Auparavant, quand il partait en vacances, Michel Casterman se lançait toujours un défi. "Je partais avec mon vélo et je me fixais un col à monter, sans aucune véritable préparation. Malheureusement, une année, j’ai eu un gros accident en descendant le mont Ventoux où je me suis planté dans un virage. Je ne me souviens plus vraiment de la chute mais je me suis retrouvé à l’hôpital de Carpentras. J’ai dû être opéré de l’épaule. Heureusement, aujourd’hui, ça va."

Désormais, on peut retrouver le bourgmestre le dimanche matin réaliser son jogging hebdomadaire.

"Quand j’étais enseignant au collège, on est allé plusieurs fois aux 20 Km de Bruxelles", explique-t-il. "Cela m’intéressait et petit à petit, j’ai pris goût au jogging. C’est un exutoire du stress du quotidien et qui me permet d’admirer la campagne, quelle que soit la saison.

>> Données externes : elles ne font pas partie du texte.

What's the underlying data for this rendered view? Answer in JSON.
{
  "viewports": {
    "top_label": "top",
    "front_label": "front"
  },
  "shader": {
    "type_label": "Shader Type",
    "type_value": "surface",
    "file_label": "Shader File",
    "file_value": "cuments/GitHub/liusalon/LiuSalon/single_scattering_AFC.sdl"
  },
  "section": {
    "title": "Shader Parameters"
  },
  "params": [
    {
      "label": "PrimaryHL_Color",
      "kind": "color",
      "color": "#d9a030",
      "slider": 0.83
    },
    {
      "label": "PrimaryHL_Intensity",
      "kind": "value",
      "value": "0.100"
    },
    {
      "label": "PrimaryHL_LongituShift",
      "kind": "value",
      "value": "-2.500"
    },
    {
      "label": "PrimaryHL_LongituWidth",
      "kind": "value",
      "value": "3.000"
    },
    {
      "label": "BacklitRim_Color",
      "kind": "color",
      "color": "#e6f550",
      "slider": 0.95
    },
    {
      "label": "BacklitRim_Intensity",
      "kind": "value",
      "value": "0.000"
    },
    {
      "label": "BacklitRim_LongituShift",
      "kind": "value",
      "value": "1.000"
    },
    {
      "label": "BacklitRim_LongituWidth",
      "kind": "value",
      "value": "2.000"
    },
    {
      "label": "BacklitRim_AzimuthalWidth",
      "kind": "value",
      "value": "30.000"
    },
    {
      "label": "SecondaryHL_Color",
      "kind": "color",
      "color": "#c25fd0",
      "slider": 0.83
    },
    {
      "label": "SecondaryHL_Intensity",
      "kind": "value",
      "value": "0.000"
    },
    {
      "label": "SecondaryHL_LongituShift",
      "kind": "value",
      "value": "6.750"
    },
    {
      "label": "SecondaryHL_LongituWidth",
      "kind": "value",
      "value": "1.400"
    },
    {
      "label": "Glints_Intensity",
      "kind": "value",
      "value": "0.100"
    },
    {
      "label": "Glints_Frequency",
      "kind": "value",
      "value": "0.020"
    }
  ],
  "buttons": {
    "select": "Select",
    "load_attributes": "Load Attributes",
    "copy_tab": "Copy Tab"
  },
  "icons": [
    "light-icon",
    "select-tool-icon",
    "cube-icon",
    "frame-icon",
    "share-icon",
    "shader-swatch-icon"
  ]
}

Je vais courir chaque dimanche matin pendant 1 h 20, 1 h30. Je vais par contre à mon rythme."

Avec un peu plus de temps libre, Michel Casterman sortirait plus souvent ses chaussures de course ! "Pour faire de meilleurs temps, il faudrait que j’aille courir une à deux fois dans la semaine mais je ne parviens pas vraiment à m’extirper de mes obligations de la fonction. C’est en tout cas vrai que ça me manque de ne pas pouvoir courir un peu plus !"


Gestion de conflits aussi

L’actualité à Rumes est malheureusement marquée par le conflit social en cours au Domaine de Taintignies, une institution qui héberge des personnes porteuses d’un handicap physique ou mental.

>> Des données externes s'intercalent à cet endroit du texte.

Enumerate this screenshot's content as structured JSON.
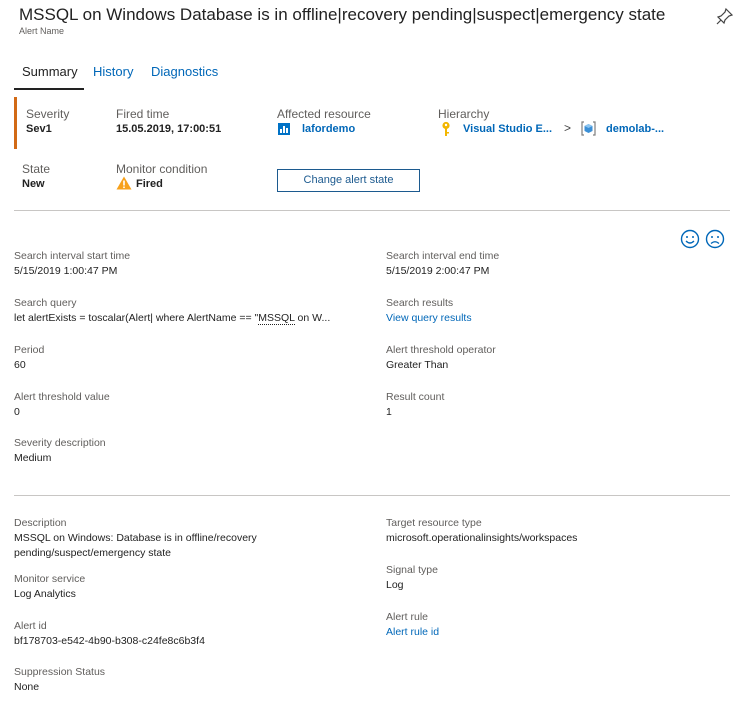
{
  "header": {
    "title": "MSSQL on Windows Database is in offline|recovery pending|suspect|emergency state",
    "subtitle": "Alert Name"
  },
  "tabs": [
    {
      "label": "Summary",
      "active": true
    },
    {
      "label": "History",
      "active": false
    },
    {
      "label": "Diagnostics",
      "active": false
    }
  ],
  "summary": {
    "severity": {
      "label": "Severity",
      "value": "Sev1"
    },
    "fired_time": {
      "label": "Fired time",
      "value": "15.05.2019, 17:00:51"
    },
    "affected_resource": {
      "label": "Affected resource",
      "value": "lafordemo"
    },
    "hierarchy": {
      "label": "Hierarchy",
      "item1": "Visual Studio E...",
      "separator": ">",
      "item2": "demolab-..."
    },
    "state": {
      "label": "State",
      "value": "New"
    },
    "monitor_condition": {
      "label": "Monitor condition",
      "value": "Fired"
    },
    "change_button": "Change alert state"
  },
  "feedback": {
    "smile_icon": "smile-icon",
    "frown_icon": "frown-icon"
  },
  "details": {
    "search_start_label": "Search interval start time",
    "search_start_value": "5/15/2019 1:00:47 PM",
    "search_end_label": "Search interval end time",
    "search_end_value": "5/15/2019 2:00:47 PM",
    "search_query_label": "Search query",
    "search_query_prefix": "let alertExists = toscalar(Alert| where AlertName == \"",
    "search_query_underlined": "MSSQL",
    "search_query_suffix": " on W...",
    "search_results_label": "Search results",
    "search_results_link": "View query results",
    "period_label": "Period",
    "period_value": "60",
    "threshold_op_label": "Alert threshold operator",
    "threshold_op_value": "Greater Than",
    "threshold_value_label": "Alert threshold value",
    "threshold_value_value": "0",
    "result_count_label": "Result count",
    "result_count_value": "1",
    "severity_desc_label": "Severity description",
    "severity_desc_value": "Medium"
  },
  "meta": {
    "description_label": "Description",
    "description_value": "MSSQL on Windows: Database is in offline/recovery pending/suspect/emergency state",
    "target_type_label": "Target resource type",
    "target_type_value": "microsoft.operationalinsights/workspaces",
    "monitor_service_label": "Monitor service",
    "monitor_service_value": "Log Analytics",
    "signal_type_label": "Signal type",
    "signal_type_value": "Log",
    "alert_id_label": "Alert id",
    "alert_id_value": "bf178703-e542-4b90-b308-c24fe8c6b3f4",
    "alert_rule_label": "Alert rule",
    "alert_rule_link": "Alert rule id",
    "suppression_label": "Suppression Status",
    "suppression_value": "None"
  },
  "colors": {
    "accent": "#d26a16",
    "link": "#0067b8",
    "warning": "#f7a11b"
  }
}
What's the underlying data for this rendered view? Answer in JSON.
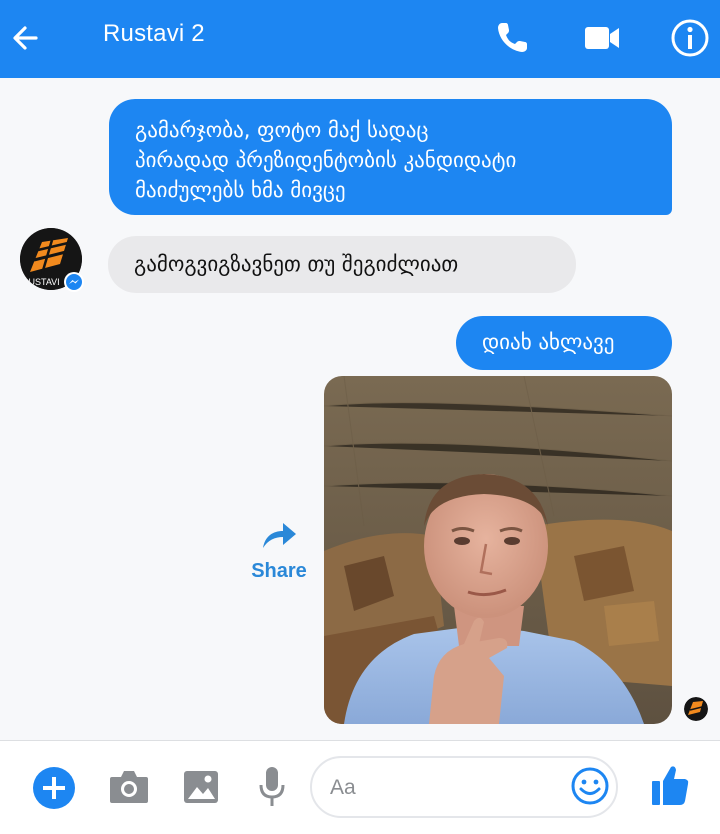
{
  "header": {
    "title": "Rustavi 2",
    "back_icon": "arrow-left-icon",
    "call_icon": "phone-icon",
    "video_icon": "video-camera-icon",
    "info_icon": "info-icon",
    "bg_color": "#1d86f2"
  },
  "messages": {
    "m1_lines": [
      "გამარჯობა, ფოტო მაქ სადაც",
      "პირადად პრეზიდენტობის კანდიდატი",
      "მაიძულებს ხმა მივცე"
    ],
    "m2": "გამოგვიგზავნეთ თუ შეგიძლიათ",
    "m3": "დიახ ახლავე",
    "photo_desc_icon": "photo-attachment",
    "share_label": "Share",
    "avatar_text": "RUSTAVI"
  },
  "composer": {
    "placeholder": "Aa",
    "add_icon": "plus-circle-icon",
    "camera_icon": "camera-icon",
    "gallery_icon": "image-icon",
    "mic_icon": "microphone-icon",
    "emoji_icon": "emoji-icon",
    "like_icon": "thumbs-up-icon"
  }
}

"J’ai reçu il y a une quinzaine de jours des représentants des travailleurs, des membres du personnel, les syndicats et le directeur dans la foulée, souligne Michel Casterman. J’ai cependant l’impression qu’on est arrivé à un point de non-retour…"

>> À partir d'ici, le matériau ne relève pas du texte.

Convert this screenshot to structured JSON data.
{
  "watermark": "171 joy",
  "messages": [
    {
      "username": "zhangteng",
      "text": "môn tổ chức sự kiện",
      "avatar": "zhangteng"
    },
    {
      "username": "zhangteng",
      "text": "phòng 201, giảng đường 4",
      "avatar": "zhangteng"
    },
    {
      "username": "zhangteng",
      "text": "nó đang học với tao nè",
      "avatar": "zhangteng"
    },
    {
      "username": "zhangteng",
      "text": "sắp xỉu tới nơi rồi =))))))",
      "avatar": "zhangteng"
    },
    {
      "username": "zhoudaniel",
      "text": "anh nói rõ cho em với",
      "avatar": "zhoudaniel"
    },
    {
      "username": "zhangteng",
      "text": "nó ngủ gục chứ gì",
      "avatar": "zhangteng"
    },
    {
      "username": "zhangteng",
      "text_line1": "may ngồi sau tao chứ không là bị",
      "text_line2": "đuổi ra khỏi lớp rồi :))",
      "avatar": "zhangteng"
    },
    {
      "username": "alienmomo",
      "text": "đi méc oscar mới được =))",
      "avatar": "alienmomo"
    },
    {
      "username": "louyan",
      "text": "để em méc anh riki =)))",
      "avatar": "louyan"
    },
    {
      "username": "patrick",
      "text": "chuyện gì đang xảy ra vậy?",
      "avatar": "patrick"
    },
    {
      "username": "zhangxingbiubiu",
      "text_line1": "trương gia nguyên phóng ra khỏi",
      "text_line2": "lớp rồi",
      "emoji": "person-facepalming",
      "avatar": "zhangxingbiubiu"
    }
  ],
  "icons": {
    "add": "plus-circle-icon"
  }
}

Le bourgmestre assure ne pas pouvoir rester insensible face à cette situation. "Surtout quand on met en doute la qualité des soins du patient et qu’il y va aussi de la qualité de vie professionnelle du personnel. Le rôle de médiateur me semble par contre bien compliqué dans ce contexte qui s’est envenimé. Il faut qu’on aboutisse à un résultat positif pour les résidents ainsi que le personnel. J’ai en tout cas un peu peur pour l’outil, que cela se traduise par une fermeture…"

Michel Casterman continue de suivre l’évolution du dossier. "J’ai déjà eu contact avec la ministre compétente, je vais voir ce qu’il est encore possible."